Car safety features
While government regulations ensure that vehicles in Canada have
basic safety features, Ms. McIntosh suggests that car-shopping drivers
also look for these safety features:
Anti-lock brakes. “When you’re in a panic
situation and hit your brakes hard, anti-lock brakes will pulsate the
brakes and allow you to steer while you’re braking,” she explains.
Electronic Stability Control (ESC). ESC is a
crash-avoidance system that works with your car’s anti-lock brakes.
“Basically, ESC realizes when you car is sliding — after hitting an ice
patch, for example — and brings your car back in line,” says Ms.
McIntosh. “It doesn’t perform miracles, but it does help you regain
control and avoid obstacles.”
Expert tip: “ESC will be mandatory starting with the 2012 model year,” she says. Transport Canada will require all passenger cars, multi-purpose vehicles, trucks and some buses that
are manufactured on or after September 1, 2011 to have an ESC system.
Active head restraints. To help reduce the risk of whiplash,
more and more cars are coming out with this feature for front-seat passengers.
After a rear-end collision, active head restraints sense that your body
is pushed forward and, before it snaps back, automatically close the gap
between your head and the headrest to reduce the force on your head, neck
Size and weight. “Generally, heavier cars will
provide a more protective field around you; however, smaller cars are
more maneuverable,” says Ms. McIntosh. “If you’re buying a larger,
heavier car only because it offers more protection, also consider
upgrading your driving skills.”
Make the most of safety ratings
“In Canada, we rely on two U.S. organizations to provide safety
ratings: the Insurance Institute for Highway Safety (IIHS) and the
National Highway Traffic Safety Administration (NHTSA),” explains our
expert. “Keep in mind that these ratings will not tell you how well a
vehicle will hold up in a crash; however, they will tell you how well
the vehicle will protect you in a crash.”
In some cases, the same model will receive two different ratings from
these organizations, so check them both and see the ranking of each
vehicle on your list.
Do your part for safety
“Manufacturers have done their part to provide safer vehicles, but
you have to do your part as well,” says Ms. McIntosh. “And that means
you must maintain your car, drive safely and wear your seatbelt.”
Here are her top tips that have nothing
to do with your car, and everything to do with you:
- Follow your owner’s manual.

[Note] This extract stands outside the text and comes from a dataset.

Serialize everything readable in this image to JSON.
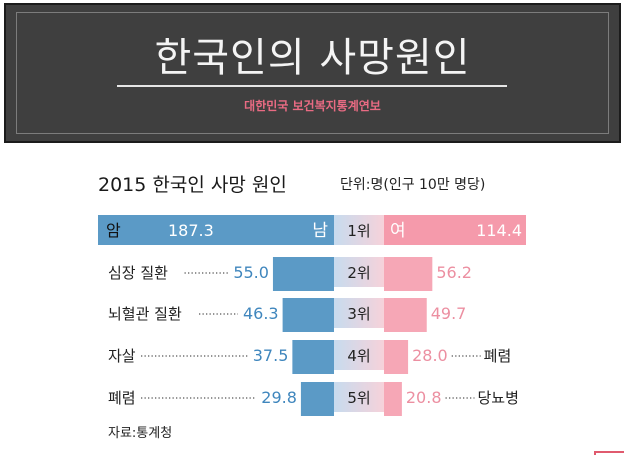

The advice the
manufacturer gives about your car will not only keep it on the road, it
will help keep you safe while you're on it.
- Check your tires. “These are the single most
important safety features of your car,” she explains. “Always buy the
best tires you can afford, including winter-specific ones, check the
tire pressure every month and ensure the tread hasn’t worn off.”
- Listen to your brakes. “While driving, turn off
your stereo, open your windows and listen to your car,” she advises.
“If you hear any squeaking or grinding, or if your brake pedal feels
different, take your car in and have your brakes checked. Brake pads are
usually the first things to wear out and they are relatively
inexpensive to replace.”
- Follow recall advice. “If you do hear about a
recall, think of it as a proactive piece of advice about a potential
problem. So follow the manufacturer’s instructions, get it checked and
have it repaired,” she says. “A recall doesn’t necessarily mean the car
is no longer road-worthy.”
- Get advanced training. “When we’re taught how
to drive, we’re actually learning how to pass the driving test and not
how to drive in the real world,” says Ms. McIntosh. “Check your local
driving schools to see if an advanced course or a course for adult
drivers is available. You’ll gain confidence and safety skills.”